Durante il suo mandato di praefectus urbi restituì al vescovo di Roma Damaso (I pontefice massimo dopo la rinuncia alla carica dell'imperatore Graziano) la basilica di Sicinino e fece espellere l'altro vescovo Ursino da Roma, riportandovi la pace sebbene garantisse un'amnistia ai suoi seguaci.

«L'ardore di Damaso e Ursino per occupare la sede vescovile superava qualsiasi ambizione umana. Finirono per affrontarsi come due partiti politici, arrivando allo scontro armato, con morti e feriti; il prefetto, non essendo in grado di impedire i disordini, preferì non intervenire. 

Ebbe la meglio Damaso, dopo molti scontri; nella basilica di Sicinnio, dove i cristiani erano riuniti, si contarono 137 morti e dovette passare molto tempo prima che si calmassero gli animi. 

Non c'è da stupirsi, se si considera lo splendore della città di Roma, che un premio tanto ambito accendesse l'ambizione di uomini maliziosi, determinando lotte feroci e ostinate. 

Infatti, una volta raggiunto quel posto, si gode in santa pace una fortuna garantita dalle donazioni delle matrone, si va in giro su di un cocchio elegantemente vestiti e si partecipa a banchetti con un lusso superiore a quello imperiale.»

(Ammiano Marcellino)

S. DAMASO IL PLURIOMICIDA SANTO
Comunque, per quanto assassino, il vincitore Damaso venne fatto santo dalla Chiesa cattolica e il perdente Ursino diventò antipapa. Un po' come l'ambizione per il trono imperiale, chi perdeva diventava usurpatore, chi vinceva diventava imperatore.
Pretestato fu uno degli ultimi difensori della religione romana nel tardo impero. Riguardo ai suoi rapporti con i cristiani, è noto che una volta Pretestato ebbe a dire ironicamente a papa Damaso I «eleggetemi vescovo di Roma, e mi farò cristiano». Fu amico di un altro esponente dell'aristocrazia pagana romana, Quinto Aurelio Simmaco, che ebbe con lui uno scambio epistolare parzialmente conservatosi. 
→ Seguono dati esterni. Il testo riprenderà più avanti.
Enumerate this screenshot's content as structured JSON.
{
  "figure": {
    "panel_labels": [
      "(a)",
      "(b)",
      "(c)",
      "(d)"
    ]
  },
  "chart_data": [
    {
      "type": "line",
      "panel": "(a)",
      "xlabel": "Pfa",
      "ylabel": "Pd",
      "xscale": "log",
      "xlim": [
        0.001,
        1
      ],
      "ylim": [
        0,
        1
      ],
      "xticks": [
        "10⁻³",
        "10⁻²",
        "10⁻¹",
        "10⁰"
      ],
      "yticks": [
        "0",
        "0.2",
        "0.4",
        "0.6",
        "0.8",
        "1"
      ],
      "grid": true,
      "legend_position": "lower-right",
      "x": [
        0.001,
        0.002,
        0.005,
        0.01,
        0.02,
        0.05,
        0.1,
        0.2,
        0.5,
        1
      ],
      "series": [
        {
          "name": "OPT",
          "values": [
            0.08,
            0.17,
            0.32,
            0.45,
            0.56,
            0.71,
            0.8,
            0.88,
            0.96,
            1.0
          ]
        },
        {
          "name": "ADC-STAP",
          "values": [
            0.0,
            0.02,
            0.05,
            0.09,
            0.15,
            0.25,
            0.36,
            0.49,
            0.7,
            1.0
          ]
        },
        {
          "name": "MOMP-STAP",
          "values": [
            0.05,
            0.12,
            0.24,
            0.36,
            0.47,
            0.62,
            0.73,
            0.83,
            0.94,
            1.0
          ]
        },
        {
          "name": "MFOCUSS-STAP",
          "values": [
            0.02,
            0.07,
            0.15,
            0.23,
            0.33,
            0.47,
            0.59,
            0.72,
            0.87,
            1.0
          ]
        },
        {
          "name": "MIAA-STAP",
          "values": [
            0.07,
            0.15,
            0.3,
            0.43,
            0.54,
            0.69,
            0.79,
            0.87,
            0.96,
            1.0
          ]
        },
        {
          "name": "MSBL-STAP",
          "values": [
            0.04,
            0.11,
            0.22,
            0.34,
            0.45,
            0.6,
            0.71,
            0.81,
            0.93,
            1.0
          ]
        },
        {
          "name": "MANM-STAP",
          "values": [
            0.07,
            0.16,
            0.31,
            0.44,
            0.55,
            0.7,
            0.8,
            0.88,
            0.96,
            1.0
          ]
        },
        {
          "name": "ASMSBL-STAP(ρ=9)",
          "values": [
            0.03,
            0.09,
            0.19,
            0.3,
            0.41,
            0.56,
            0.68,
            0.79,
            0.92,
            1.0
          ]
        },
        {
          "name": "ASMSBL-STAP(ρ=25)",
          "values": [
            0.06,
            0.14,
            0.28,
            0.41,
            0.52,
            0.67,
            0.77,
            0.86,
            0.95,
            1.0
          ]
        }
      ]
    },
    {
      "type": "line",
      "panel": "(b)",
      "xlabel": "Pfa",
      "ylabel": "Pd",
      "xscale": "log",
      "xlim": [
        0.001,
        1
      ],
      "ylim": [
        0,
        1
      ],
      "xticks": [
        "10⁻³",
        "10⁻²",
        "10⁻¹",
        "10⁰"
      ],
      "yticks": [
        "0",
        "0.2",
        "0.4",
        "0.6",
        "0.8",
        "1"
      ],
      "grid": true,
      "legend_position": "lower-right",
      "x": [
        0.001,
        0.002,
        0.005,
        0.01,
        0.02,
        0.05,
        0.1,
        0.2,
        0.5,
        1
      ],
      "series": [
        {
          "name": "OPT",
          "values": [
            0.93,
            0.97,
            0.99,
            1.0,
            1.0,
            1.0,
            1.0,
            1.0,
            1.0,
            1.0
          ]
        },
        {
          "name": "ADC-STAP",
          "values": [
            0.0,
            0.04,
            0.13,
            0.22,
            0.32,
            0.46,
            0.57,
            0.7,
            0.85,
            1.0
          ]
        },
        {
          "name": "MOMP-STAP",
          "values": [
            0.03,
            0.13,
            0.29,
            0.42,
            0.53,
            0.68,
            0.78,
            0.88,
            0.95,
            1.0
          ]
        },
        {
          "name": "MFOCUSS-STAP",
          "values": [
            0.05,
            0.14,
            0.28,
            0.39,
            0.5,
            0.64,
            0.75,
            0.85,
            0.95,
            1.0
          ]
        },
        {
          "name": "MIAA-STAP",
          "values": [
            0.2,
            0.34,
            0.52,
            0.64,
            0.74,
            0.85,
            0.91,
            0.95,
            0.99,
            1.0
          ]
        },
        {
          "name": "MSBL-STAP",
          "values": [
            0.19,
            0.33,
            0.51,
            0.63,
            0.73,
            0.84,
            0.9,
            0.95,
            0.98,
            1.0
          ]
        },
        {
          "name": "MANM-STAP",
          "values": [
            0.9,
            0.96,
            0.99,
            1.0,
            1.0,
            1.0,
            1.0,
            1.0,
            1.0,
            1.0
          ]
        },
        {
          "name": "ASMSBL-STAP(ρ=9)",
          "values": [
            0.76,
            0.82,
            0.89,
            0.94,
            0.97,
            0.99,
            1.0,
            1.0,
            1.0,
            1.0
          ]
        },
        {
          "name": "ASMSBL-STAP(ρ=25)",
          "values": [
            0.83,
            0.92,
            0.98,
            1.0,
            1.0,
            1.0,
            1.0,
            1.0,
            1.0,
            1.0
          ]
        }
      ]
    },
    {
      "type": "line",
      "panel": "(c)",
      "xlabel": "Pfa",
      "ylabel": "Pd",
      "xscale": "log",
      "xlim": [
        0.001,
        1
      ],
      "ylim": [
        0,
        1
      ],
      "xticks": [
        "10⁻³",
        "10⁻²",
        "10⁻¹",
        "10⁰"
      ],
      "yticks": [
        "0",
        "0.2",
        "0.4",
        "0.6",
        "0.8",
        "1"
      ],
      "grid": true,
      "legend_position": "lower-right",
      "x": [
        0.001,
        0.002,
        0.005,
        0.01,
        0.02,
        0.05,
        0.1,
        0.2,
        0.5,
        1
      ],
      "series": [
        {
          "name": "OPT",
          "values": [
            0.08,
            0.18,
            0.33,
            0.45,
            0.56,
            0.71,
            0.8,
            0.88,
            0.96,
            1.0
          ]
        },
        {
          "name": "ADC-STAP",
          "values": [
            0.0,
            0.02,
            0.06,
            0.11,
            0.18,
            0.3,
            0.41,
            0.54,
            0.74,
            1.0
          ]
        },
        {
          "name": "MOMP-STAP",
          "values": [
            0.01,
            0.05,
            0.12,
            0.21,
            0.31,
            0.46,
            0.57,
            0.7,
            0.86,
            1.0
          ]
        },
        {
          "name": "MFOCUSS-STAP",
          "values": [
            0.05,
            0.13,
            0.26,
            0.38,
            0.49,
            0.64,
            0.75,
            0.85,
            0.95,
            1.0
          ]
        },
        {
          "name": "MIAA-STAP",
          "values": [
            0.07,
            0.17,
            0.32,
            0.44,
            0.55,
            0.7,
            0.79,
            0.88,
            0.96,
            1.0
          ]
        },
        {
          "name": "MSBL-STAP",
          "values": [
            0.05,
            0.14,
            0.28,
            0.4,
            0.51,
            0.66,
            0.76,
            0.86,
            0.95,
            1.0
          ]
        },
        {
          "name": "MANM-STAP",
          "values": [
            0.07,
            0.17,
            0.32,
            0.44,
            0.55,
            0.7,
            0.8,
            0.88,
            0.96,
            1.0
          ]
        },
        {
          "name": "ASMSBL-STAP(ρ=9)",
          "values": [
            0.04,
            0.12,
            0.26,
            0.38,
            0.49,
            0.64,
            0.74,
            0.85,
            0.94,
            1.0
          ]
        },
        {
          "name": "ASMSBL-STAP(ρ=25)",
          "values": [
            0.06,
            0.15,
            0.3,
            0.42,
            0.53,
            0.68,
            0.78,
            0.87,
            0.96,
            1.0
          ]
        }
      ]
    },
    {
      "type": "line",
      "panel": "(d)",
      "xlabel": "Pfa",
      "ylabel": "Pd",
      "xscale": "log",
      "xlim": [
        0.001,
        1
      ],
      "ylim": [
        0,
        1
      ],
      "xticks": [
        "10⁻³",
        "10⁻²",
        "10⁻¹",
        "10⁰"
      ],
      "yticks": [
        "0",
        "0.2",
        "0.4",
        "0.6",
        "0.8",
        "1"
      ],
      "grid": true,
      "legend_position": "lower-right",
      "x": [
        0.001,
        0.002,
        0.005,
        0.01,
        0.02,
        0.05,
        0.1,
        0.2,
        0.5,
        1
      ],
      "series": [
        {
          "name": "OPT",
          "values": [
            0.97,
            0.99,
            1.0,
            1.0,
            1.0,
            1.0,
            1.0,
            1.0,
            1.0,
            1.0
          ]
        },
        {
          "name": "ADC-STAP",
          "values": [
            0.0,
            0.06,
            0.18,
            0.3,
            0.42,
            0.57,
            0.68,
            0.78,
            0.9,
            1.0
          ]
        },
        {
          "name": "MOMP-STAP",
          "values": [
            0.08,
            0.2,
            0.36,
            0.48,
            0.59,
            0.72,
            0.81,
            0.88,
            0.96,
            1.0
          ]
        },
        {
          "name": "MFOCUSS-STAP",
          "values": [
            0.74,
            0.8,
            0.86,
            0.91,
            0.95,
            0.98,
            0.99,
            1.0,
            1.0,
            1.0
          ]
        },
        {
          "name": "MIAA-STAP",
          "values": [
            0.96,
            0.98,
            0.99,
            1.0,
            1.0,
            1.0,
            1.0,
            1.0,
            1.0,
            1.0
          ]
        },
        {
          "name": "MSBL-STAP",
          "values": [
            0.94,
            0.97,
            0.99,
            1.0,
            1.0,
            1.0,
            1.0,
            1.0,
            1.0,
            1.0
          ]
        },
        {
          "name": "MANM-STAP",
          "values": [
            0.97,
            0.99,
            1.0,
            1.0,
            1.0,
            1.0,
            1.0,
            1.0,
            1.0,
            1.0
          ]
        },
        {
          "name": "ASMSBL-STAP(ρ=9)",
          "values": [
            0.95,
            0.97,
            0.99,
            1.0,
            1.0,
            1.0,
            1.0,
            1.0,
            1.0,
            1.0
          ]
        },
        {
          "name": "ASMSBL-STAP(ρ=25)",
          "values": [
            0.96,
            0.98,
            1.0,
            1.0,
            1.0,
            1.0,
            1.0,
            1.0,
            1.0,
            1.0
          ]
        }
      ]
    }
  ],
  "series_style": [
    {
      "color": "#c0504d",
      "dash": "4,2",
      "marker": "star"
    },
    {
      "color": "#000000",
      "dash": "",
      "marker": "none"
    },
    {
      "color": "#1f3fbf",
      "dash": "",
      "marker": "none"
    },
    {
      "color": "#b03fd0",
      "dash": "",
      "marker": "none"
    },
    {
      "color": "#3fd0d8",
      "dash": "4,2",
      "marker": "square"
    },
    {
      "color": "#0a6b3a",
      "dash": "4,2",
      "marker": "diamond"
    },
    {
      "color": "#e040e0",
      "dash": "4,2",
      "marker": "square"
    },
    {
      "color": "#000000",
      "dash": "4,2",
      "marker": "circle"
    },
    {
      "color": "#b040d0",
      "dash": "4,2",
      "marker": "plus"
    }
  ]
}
La amministrazione della giustizia di Vettio fu molto lodata: 
- fece rimuovere le strutture private costruite sui templi pagani (balconi, colonnati, piani rialzati, nel loro complesso detti maeniana) e diffuse in tutta la città pesi e misure controllate e uniformi.
Come praefectus urbi curò il rifacimento del Portico degli Dei Consenti nel Foro Romano, l'ultimo grande monumento dedicato a Roma al culto pagano; sebbene si trattasse di un semplice restauro delle strutture e delle statue danneggiate, l'azione fu molto simbolica, in quanto gli Dei Consenti erano i protettori celesti della classe senatoriale, la quale classe era il garante dei limiti dell'imperatore.
- Come Prefetto del pretorio diede inizio ad indagini sui casi di demolizione di templi in Italia per mano di cristiani. 
- Come proconsole di Acaia si appellò contro l'editto di Valentiniano I che proibiva i sacrifici notturni durante i Misteri, affermando che avrebbe reso impossibile la vita ai pagani: Valentiniano allora ritirò il provvedimento.

Dopo la sua morte l'imperatore chiese al Senato romano una copia di tutti i suoi discorsi, mentre le Vestali proposero all'imperatore di erigergli delle statue.